Vol 18, No 12 ( 2023 )   |  DOI: 10.5281/zenodo.10276427   |   Author Affiliation: Associate Professor, Computer Science, Presidency College (Autonomous), Chennai 1; Principal, Quaid – E – Millath Government College for Women (Autonomous), Chennai 2.   |   Licensing: CC 4.0   |   Pg no: 1-13   |   Published on: 04-12-2023


Just a few years ago, Alexa, ChatGPT, Driverless cars, UAV (Unmanned Aerial Vehicle), Telemedicine, Telesurgery, and so forth were undemonstrative and unapproachable and they were part of science fiction magazines or movies. Today, the rapid advancement of technology transformed individuals' living standards forcefully to a great extent.

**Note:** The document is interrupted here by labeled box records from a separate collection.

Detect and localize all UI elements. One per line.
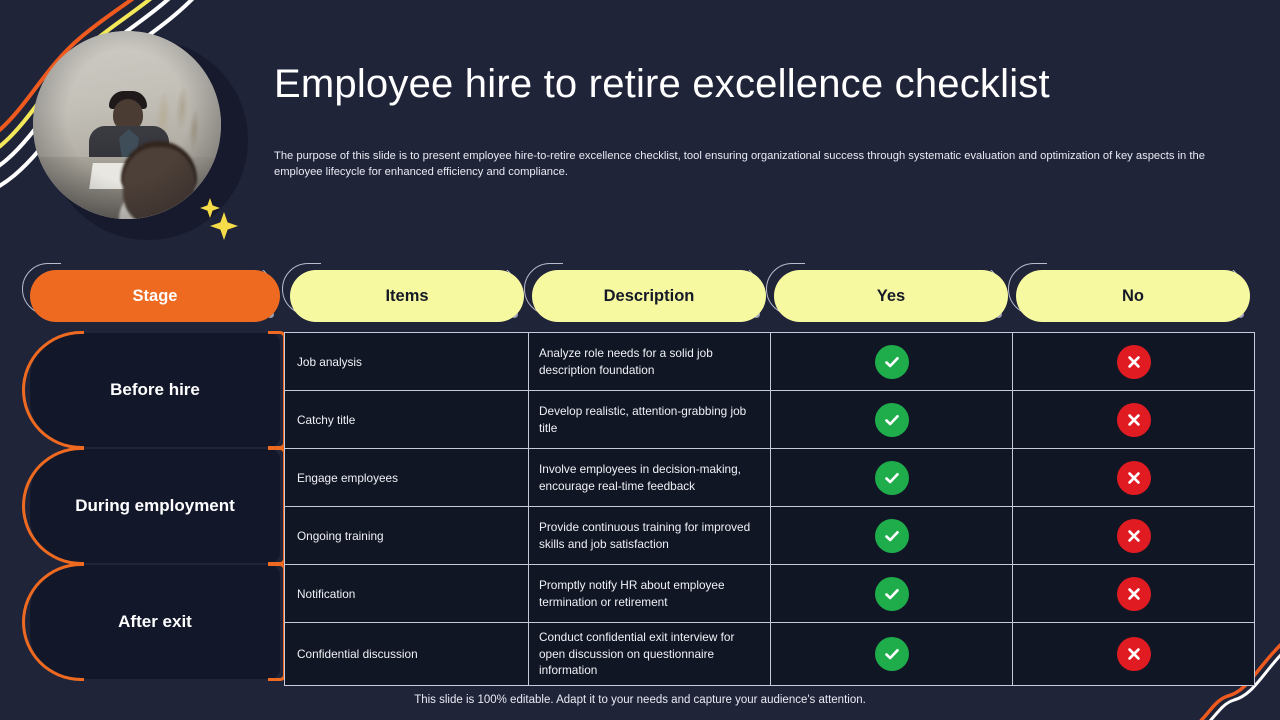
table-header-row: Stage Items Description Yes No (0, 264, 1280, 330)
cross-icon (1117, 461, 1151, 495)
cell-item: Job analysis (285, 333, 529, 391)
table-row[interactable]: Job analysis Analyze role needs for a so… (285, 333, 1255, 391)
cell-description: Involve employees in decision-making, en… (529, 449, 771, 507)
cell-no[interactable] (1013, 449, 1255, 507)
header-label-stage[interactable]: Stage (30, 270, 280, 322)
stage-arc-icon (22, 331, 84, 449)
cell-yes[interactable] (771, 333, 1013, 391)
cross-icon (1117, 519, 1151, 553)
cell-description: Develop realistic, attention-grabbing jo… (529, 391, 771, 449)
cell-no[interactable] (1013, 507, 1255, 565)
cell-yes[interactable] (771, 449, 1013, 507)
stage-block-after-exit[interactable]: After exit (30, 565, 280, 679)
cell-item: Catchy title (285, 391, 529, 449)
footer-note: This slide is 100% editable. Adapt it to… (0, 694, 1280, 706)
photo-vignette (33, 31, 221, 219)
cell-yes[interactable] (771, 507, 1013, 565)
interview-photo (33, 31, 221, 219)
stage-label: During employment (49, 496, 261, 516)
cell-description: Provide continuous training for improved… (529, 507, 771, 565)
cross-icon (1117, 637, 1151, 671)
check-icon (875, 577, 909, 611)
table-row[interactable]: Ongoing training Provide continuous trai… (285, 507, 1255, 565)
table-row[interactable]: Engage employees Involve employees in de… (285, 449, 1255, 507)
header-cell-items[interactable]: Items (290, 270, 524, 322)
checklist-table: Job analysis Analyze role needs for a so… (284, 332, 1255, 686)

With the revolution of ICT (Information and Communication Technology), Telemedicine offers remote health care services like Teleconsultation, Teledermatology, Telecardiology, Telepsychiatry, and so on to protect lives or identify ailments. In order to obtain the best services from Telemedicine, the patients, and doctors who reside in geographically separated locations should be authenticated. Telemedicine is a remote access solution that allows patients to connect to any doctors or hospitals around the world within a few seconds by clicking a button. While utilizing it, patients can transfer health-related files and medical images. Compromise of these medical images could affect patient privacy and the exactness of the identification of diseases. Authentication is the most important part of any communication system to secure sensitive information against compromising security goals like confidentiality and integrity. Login credentials (the 'User ID' and 'Password') with the CAPTCHA (Completely Automated Public Turing test to tell Computers and Humans Apart), is considered the most common authentication method. Afterward, a number of Biometric authentication techniques were recommended by the researchers. REACT is a novel hybrid authentication method in which both text and image-based passwords are used. In REACT, biometrics (fingerprint/face/iris/ear) can also be used as cryptographic keys to verify their authenticity and prevent unauthorized access. Chaotic maps are used to encrypt these keys and exchange them between the patient and physician before the actual medical image transmission. REACT is a variant of the Diffie-Hellman key exchange algorithm and it considers important attributes like password update, session key agreement, and mutual authentication. Security analysis exhibits that REACT can withstand known attacks and is efficient in terms of authentication.


Telemedicine, Biometrics, Authentication, Chaotic Maps, Image-Based Password.